Em seu discurso de vitória em Porto Rico, ela apelou aos dirigentes do partido: "Quando as primárias se encerrarem, na terça-feira, nem eu, nem o senador Obama teremos o número de delegados necessários para garantir a indicação. Eu estarei à frente em termos de voto popular. Ele terá uma ligeira vantagem em número de delegados. A decisão caberá aos líderes do partido que têm direito a voto na convenção democrata. Não os invejo por terem de decidir, mas decidir é preciso".

Clinton reafirmou que ela é a melhor candidata para derrotar o republicano John McCain, em novembro. Um comercial de sua campanha afirma que "17 milhões de norte-americanos votaram em Hillary nas primárias, mais do que em qualquer outro candidato na história dos Estados Unidos". Os dirigentes da campanha de Obama contestam o número e alegam que seu candidato conquistou 17 milhões de votos (há muitas maneiras diferentes de computar os resultados).

Quanto à questão da unidade do partido, o comitê de regras mostrou, em sua reunião de sábado, a distância cada vez maior que separa os dois campos, ainda que Clinton e Obama venham evitando ataques pessoais. A reunião tinha por objetivo resolver a disputa sobre as delegações da Flórida e do Michigan à convenção do partido. Os dois Estados estavam inicialmente excluídos da convenção de Denver por terem realizado suas primárias fora da data definida pelo partido.

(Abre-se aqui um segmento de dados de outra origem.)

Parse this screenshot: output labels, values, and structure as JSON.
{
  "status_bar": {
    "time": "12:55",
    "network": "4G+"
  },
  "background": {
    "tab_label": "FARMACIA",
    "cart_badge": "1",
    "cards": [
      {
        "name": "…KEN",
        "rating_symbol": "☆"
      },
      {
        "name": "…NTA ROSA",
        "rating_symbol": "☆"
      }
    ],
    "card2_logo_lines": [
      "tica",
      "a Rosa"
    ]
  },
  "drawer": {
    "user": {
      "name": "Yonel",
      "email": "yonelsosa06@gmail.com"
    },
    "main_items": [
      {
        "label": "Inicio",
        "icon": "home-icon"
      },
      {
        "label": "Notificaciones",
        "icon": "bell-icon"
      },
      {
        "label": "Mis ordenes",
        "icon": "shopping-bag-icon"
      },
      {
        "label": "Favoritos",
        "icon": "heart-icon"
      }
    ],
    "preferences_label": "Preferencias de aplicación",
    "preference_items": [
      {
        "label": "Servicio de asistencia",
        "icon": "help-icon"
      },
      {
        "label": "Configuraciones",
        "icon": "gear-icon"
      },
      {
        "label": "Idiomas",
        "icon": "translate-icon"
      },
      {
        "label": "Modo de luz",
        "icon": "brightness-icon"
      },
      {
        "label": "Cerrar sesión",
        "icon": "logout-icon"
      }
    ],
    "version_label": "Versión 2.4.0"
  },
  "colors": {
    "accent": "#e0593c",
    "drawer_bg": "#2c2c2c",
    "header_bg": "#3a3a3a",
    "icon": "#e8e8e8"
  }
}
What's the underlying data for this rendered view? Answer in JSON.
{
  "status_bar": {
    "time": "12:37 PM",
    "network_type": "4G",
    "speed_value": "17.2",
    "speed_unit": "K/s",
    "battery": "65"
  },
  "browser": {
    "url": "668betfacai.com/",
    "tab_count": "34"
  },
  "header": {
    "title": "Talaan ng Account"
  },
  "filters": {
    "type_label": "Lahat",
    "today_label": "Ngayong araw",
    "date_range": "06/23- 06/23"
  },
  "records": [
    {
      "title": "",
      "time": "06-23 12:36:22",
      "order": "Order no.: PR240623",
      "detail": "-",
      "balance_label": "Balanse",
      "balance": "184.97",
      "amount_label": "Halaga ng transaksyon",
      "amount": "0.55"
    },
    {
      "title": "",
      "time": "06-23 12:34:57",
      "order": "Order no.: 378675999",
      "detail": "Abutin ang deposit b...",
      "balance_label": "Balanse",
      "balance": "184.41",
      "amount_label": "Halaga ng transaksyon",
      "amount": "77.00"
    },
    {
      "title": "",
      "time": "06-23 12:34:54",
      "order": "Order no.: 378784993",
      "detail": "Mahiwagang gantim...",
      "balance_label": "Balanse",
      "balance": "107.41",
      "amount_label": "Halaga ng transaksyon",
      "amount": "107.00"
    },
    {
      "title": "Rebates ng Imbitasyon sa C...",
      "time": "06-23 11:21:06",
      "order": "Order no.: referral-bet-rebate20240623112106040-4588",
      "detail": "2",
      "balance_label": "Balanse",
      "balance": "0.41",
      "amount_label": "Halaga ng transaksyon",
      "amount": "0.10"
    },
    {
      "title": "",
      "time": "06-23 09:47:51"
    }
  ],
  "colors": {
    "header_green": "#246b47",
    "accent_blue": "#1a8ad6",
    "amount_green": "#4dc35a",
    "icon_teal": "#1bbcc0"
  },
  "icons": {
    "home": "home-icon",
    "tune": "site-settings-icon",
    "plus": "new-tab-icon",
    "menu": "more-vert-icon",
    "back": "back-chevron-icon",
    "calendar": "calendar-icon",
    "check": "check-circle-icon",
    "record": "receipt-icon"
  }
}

A reunião teve um tom passional. Em nome da democracia, o comitê concedeu meio voto a cada delegado da Flórida. Pelo mesmo princípio, adotou uma fórmula arbitrária para o caso do Michigan, onde o nome de Obama nem constava da cédula, na primária. Por isso, lhe foi atribuído um número de delegados baseados em seus resultados nas pesquisas de opinião no Estado - 59 delegados.

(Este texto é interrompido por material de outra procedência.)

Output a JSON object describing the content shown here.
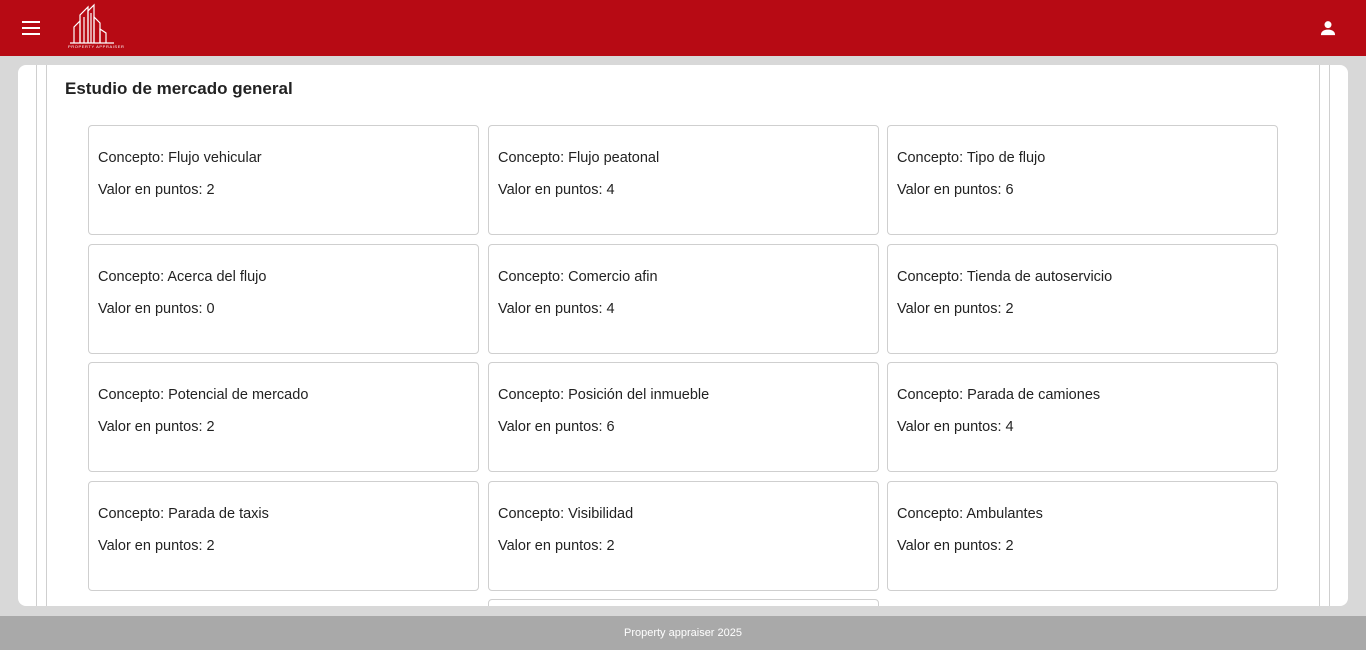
{
  "header": {
    "logo_text": "PROPERTY APPRAISER",
    "menu_icon": "menu-icon",
    "user_icon": "person-icon",
    "color": "#b70a14"
  },
  "section": {
    "title": "Estudio de mercado general"
  },
  "cards": [
    {
      "concept": "Concepto: Flujo vehicular",
      "value": "Valor en puntos: 2"
    },
    {
      "concept": "Concepto: Flujo peatonal",
      "value": "Valor en puntos: 4"
    },
    {
      "concept": "Concepto: Tipo de flujo",
      "value": "Valor en puntos: 6"
    },
    {
      "concept": "Concepto: Acerca del flujo",
      "value": "Valor en puntos: 0"
    },
    {
      "concept": "Concepto: Comercio afin",
      "value": "Valor en puntos: 4"
    },
    {
      "concept": "Concepto: Tienda de autoservicio",
      "value": "Valor en puntos: 2"
    },
    {
      "concept": "Concepto: Potencial de mercado",
      "value": "Valor en puntos: 2"
    },
    {
      "concept": "Concepto: Posición del inmueble",
      "value": "Valor en puntos: 6"
    },
    {
      "concept": "Concepto: Parada de camiones",
      "value": "Valor en puntos: 4"
    },
    {
      "concept": "Concepto: Parada de taxis",
      "value": "Valor en puntos: 2"
    },
    {
      "concept": "Concepto: Visibilidad",
      "value": "Valor en puntos: 2"
    },
    {
      "concept": "Concepto: Ambulantes",
      "value": "Valor en puntos: 2"
    }
  ],
  "footer": {
    "text": "Property appraiser 2025"
  }
}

Elaine Kamarck, uma das integrantes do comitê, falou em "caos". Ela disse que permitir que delegações excluídas da convenção por decisão do partido agora sejam recebidas, com base em fórmulas e pesquisas, abre um precedente perigoso. O partido escolheu um modo de distribuição "completamente irracional", alegou o senador Carl Levin, ele mesmo proponente do método que resultou na alocação de delegados usada para o Michigan.

Sempre apelando pela unidade, os membros da comissão foram acusados de desrespeitar os direitos civis ou de repetir a confusão acontecida na Flórida na eleição de 2000, como se estivesse em jogo menos o respeito aos regulamentos do partido do que a necessidade de reparar uma nova injustiça histórica cujo objetivo seria privar as minorias de seu direito ao voto.

Furioso com a decisão sobre o Michigan, Harold Ickes, o defensor da causa de Clinton na reunião, denunciou o "seqüestro" de delegados, que representava "um mau augúrio para a unidade do partido". Ele anunciou que a senadora "se reservava o direito" de conquistar a decisão. A sala irrompeu em gritos de "Denver!", "Denver!", de parte dos partidários de Clinton, dezenas dos quais passaram o dia diante do local da reunião com cartazes nos quais pediam ¿contem os votos!".

Em Porto Rico, a candidata afirmou que ainda não havia decidido quanto a um possível recurso. O argumento central que ela usou foi lembrar o partido do exemplo de 1972, quando Hubert Humphrey venceu no voto popular mas não em número de delegados. George MvGovern foi o candidato, e terminou arrasado por Richard Nixon na eleição presidencial de novembro.